Hamilton Gardens, American Modernist Garden, Hamilton

24/02/2012 - 01/03/2012

Hamilton Gardens Arts Festival 2012

Production Details


Written by John Patrick Shanley
Directed by Michael Switzer


Flirting, bitching and dirty tricks – all in a day’s work when you’re making a movie. “The film is in trouble – the director is weak.” The producer, writer, leading lady and starlet – nobody cares who gets screwed as long as they come out top dog. 

A sharply-written Hollywood satire from the team that brought you The Miser of Mystery Creek & King Lear.

Starring Stuart Devenie, Charlotte Isaac, Andy Kaye and Larissa Allen.

Contains swearing.

American Modernist Garden, Hamilton Gardens

27 February 2012, 8:00pm
28 February 2012, 8:00pm
29 February 2012, 8:00pm
1 March 2012, 8:00pm 

Adult: $28.00 Concession: $18.00 Ticketek  




The brutal sophistication of Tinsel Town

Review by Gail Pittaway 28th Feb 2012

Full House productions have been building a repertoire and an audience in Hamilton, and in this their first production for the year and at the outdoor venues of the Hamilton Gardens Arts Festival they move from last year’s Moliere to the slightly more risky and risqué movie world, but stay in the realm of satire.

John Patrick Stanley’s short, sharp and plain nasty four-hander looks at the soured humanity and warped realism that make for survival of the nastiest inTinselTown.

Un-licked bears, according top Hollywood movie producer, Bradley (played superbly by Stuart Devenie), is what the glitz and glamour of show biz is really all about; they’re all bears who were neglected at birth. There are plenty of other animal images in the play and some more Darwinian behaviour on display as well, especially of female dogs, but somehow the un-licked bear is an enduring and apt motif.

There’s Brenda, the up and coming vapid starlet played with suitably grating squeak by Larissa Allen. Just when her character seems too dumb to be true she gives some well-paced comeback lines.

Her rival is Collette, whose time as an ingénue is expired. She knows she is destined for a sad future as a character actress unless she can wring out more of the action for her character in the nameless movie being shot. Charlotte Isaac gives a great reading of this part, cutting deals, calling bluffs, willing to go all the way to secure her position, but knowing that Brenda’s youth and emptiness is her greatest threat.

Then there’s Victor the writer, in Andrew Kaye’s hands a sorry figure indeed, preyed upon by the women to build up their roles, and nagged at by the produce to make cuts and save money.

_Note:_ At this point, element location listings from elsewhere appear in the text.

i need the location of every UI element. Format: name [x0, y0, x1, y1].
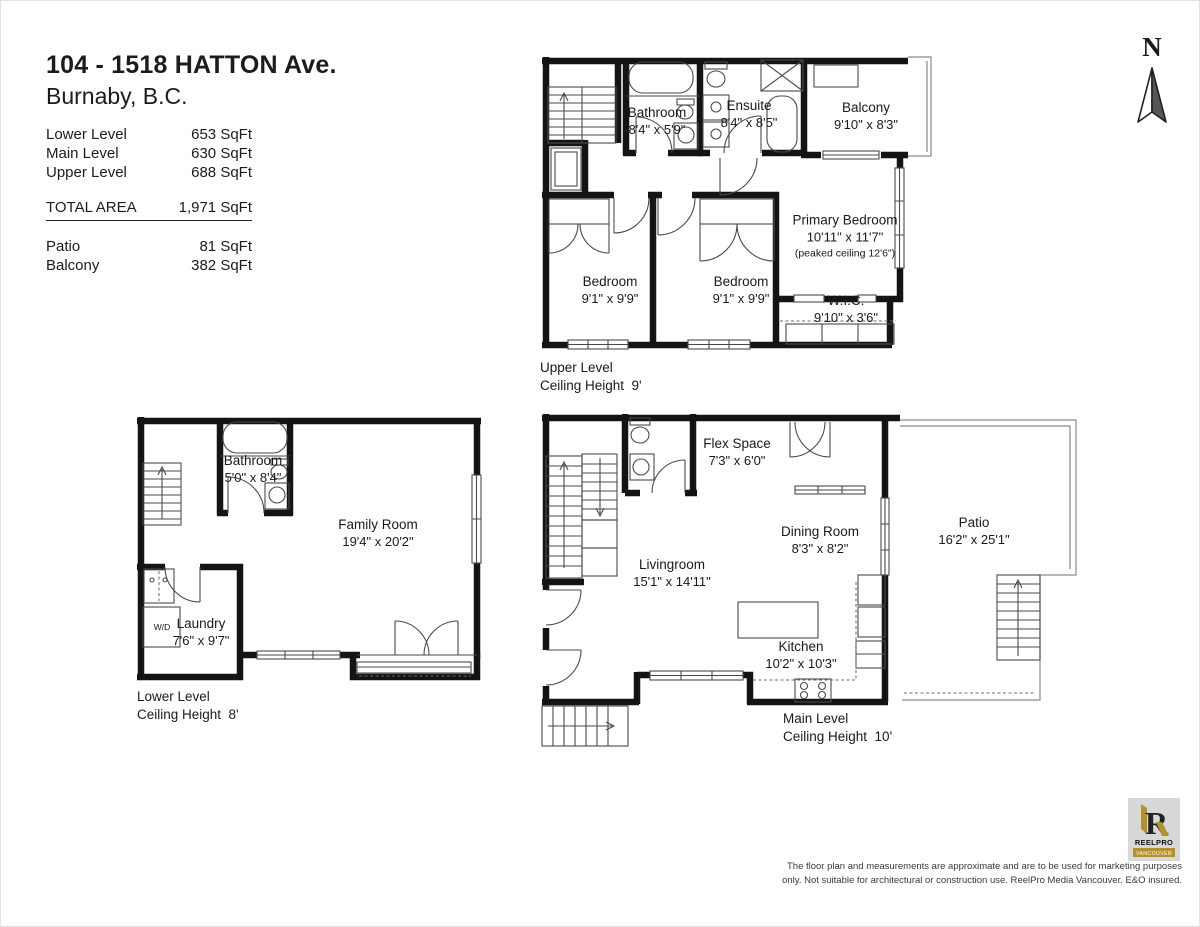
- area-value: 382 SqFt: [191, 256, 252, 275]
- compass: N: [1124, 32, 1180, 126]
- total-area-value: 1,971 SqFt: [179, 199, 252, 216]
- area-label: Upper Level: [46, 163, 127, 182]
- room-label-family-room: Family Room 19'4" x 20'2": [338, 516, 418, 550]
- lower-stairs: [143, 463, 181, 525]
- upper-bedroom2-closet: [658, 198, 774, 261]
- floorplan-main-drawing: [540, 410, 1090, 755]
- room-label-ensuite: Ensuite 8'4" x 8'5": [721, 97, 778, 131]
- main-stairs: [546, 454, 617, 578]
- floorplan-main: Flex Space 7'3" x 6'0" Dining Room 8'3" …: [540, 410, 1090, 755]
- upper-bedroom1-closet: [549, 198, 649, 253]
- area-value: 653 SqFt: [191, 125, 252, 144]
- room-label-bathroom-lower: Bathroom 5'0" x 8'4": [224, 452, 283, 486]
- floorplan-lower: Bathroom 5'0" x 8'4" Family Room 19'4" x…: [135, 415, 510, 735]
- washer-dryer-label: W/D: [154, 622, 171, 632]
- room-label-laundry: Laundry 7'6" x 9'7": [173, 615, 230, 649]
- main-dining-doors: [790, 422, 830, 457]
- room-label-balcony: Balcony 9'10" x 8'3": [834, 99, 898, 133]
- level-label-main: Main Level Ceiling Height 10': [783, 710, 892, 746]
- area-value: 688 SqFt: [191, 163, 252, 182]
- room-label-primary-bedroom: Primary Bedroom 10'11" x 11'7" (peaked c…: [792, 212, 897, 263]
- room-label-flex-space: Flex Space 7'3" x 6'0": [703, 435, 771, 469]
- main-left-doors: [546, 590, 581, 685]
- main-entry-steps: [542, 706, 628, 746]
- patio-stairs: [997, 575, 1040, 660]
- room-label-bedroom-2: Bedroom 9'1" x 9'9": [713, 273, 770, 307]
- balcony-outline: [908, 57, 931, 156]
- room-label-livingroom: Livingroom 15'1" x 14'11": [633, 556, 711, 590]
- room-label-wic: W.I.C. 9'10" x 3'6": [814, 292, 878, 326]
- compass-north-label: N: [1124, 32, 1180, 62]
- area-label: Balcony: [46, 256, 99, 275]
- disclaimer-line-2: only. Not suitable for architectural or …: [782, 874, 1182, 888]
- north-arrow-icon: [1130, 66, 1174, 126]
- room-label-bedroom-1: Bedroom 9'1" x 9'9": [582, 273, 639, 307]
- disclaimer: The floor plan and measurements are appr…: [782, 860, 1182, 887]
- room-label-bathroom-upper: Bathroom 8'4" x 5'9": [628, 104, 687, 138]
- disclaimer-line-1: The floor plan and measurements are appr…: [782, 860, 1182, 874]
- balcony-planter: [814, 65, 858, 87]
- floor-plan-page: 104 - 1518 HATTON Ave. Burnaby, B.C. Low…: [0, 0, 1200, 927]
- area-table: Lower Level 653 SqFt Main Level 630 SqFt…: [46, 125, 252, 182]
- upper-primary-door: [720, 158, 757, 195]
- area-row-balcony: Balcony 382 SqFt: [46, 256, 252, 275]
- level-label-lower: Lower Level Ceiling Height 8': [137, 688, 239, 724]
- floorplan-upper: Bathroom 8'4" x 5'9" Ensuite 8'4" x 8'5"…: [540, 55, 936, 400]
- area-row-upper: Upper Level 688 SqFt: [46, 163, 252, 182]
- room-label-kitchen: Kitchen 10'2" x 10'3": [765, 638, 836, 672]
- svg-text:REELPRO: REELPRO: [1135, 838, 1173, 847]
- level-label-upper: Upper Level Ceiling Height 9': [540, 359, 642, 395]
- area-label: Patio: [46, 237, 80, 256]
- area-value: 81 SqFt: [199, 237, 252, 256]
- area-row-lower: Lower Level 653 SqFt: [46, 125, 252, 144]
- lower-french-doors: [357, 621, 477, 655]
- area-label: Lower Level: [46, 125, 127, 144]
- room-label-dining-room: Dining Room 8'3" x 8'2": [781, 523, 859, 557]
- total-area-label: TOTAL AREA: [46, 199, 137, 216]
- upper-hall-closet: [551, 148, 581, 190]
- address-line-2: Burnaby, B.C.: [46, 81, 366, 111]
- upper-stairs: [548, 87, 616, 143]
- svg-text:VANCOUVER: VANCOUVER: [1136, 851, 1172, 857]
- extra-area-rows: Patio 81 SqFt Balcony 382 SqFt: [46, 237, 252, 275]
- room-label-patio: Patio 16'2" x 25'1": [938, 514, 1009, 548]
- reelpro-logo-icon: R REELPRO VANCOUVER: [1128, 798, 1180, 861]
- patio-outline: [900, 420, 1076, 700]
- title-block: 104 - 1518 HATTON Ave. Burnaby, B.C. Low…: [46, 50, 366, 275]
- area-row-main: Main Level 630 SqFt: [46, 144, 252, 163]
- reelpro-logo: R REELPRO VANCOUVER: [1128, 798, 1180, 866]
- main-powder-room-fixtures: [630, 418, 685, 493]
- area-row-patio: Patio 81 SqFt: [46, 237, 252, 256]
- total-area-row: TOTAL AREA 1,971 SqFt: [46, 199, 252, 221]
- area-value: 630 SqFt: [191, 144, 252, 163]
- address-line-1: 104 - 1518 HATTON Ave.: [46, 50, 366, 80]
- area-label: Main Level: [46, 144, 119, 163]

But outdoing them all in profanity, tension and ruthlessness is Bradley, the most un-licked bear of all. Nursing a literal pain in the behind, and a diminishing budget out front, he is cursed with knowing the emptiness of the celluloid world while being trapped within it. The casting of Devenie in this Aristophanic tragic-comic role is inspired and continues a relationship between him and the Full House company that is now several years and productions old.

Michael Switzer’s cleverly two-dimensional properties and sets add to the laughs, and the social commentary, while contrasting strongly with the colourfully lit trees and outdoor setting. The performance uses the already existing garden design perfectly, even to the point of having water streaming down the famous Marilyn Monroe mural, when rain has stopped outdoor filming and is costing the production more money. 

The costumes, particularly for the women, are suitably glamorous, and each short scene break is accompanied by swelling movie music, ending, appropriately enough, with the theme from The Good, the Bad and the Ugly.

Switzer’s direction of this sophisticated and brutal comedy is sure and well paced.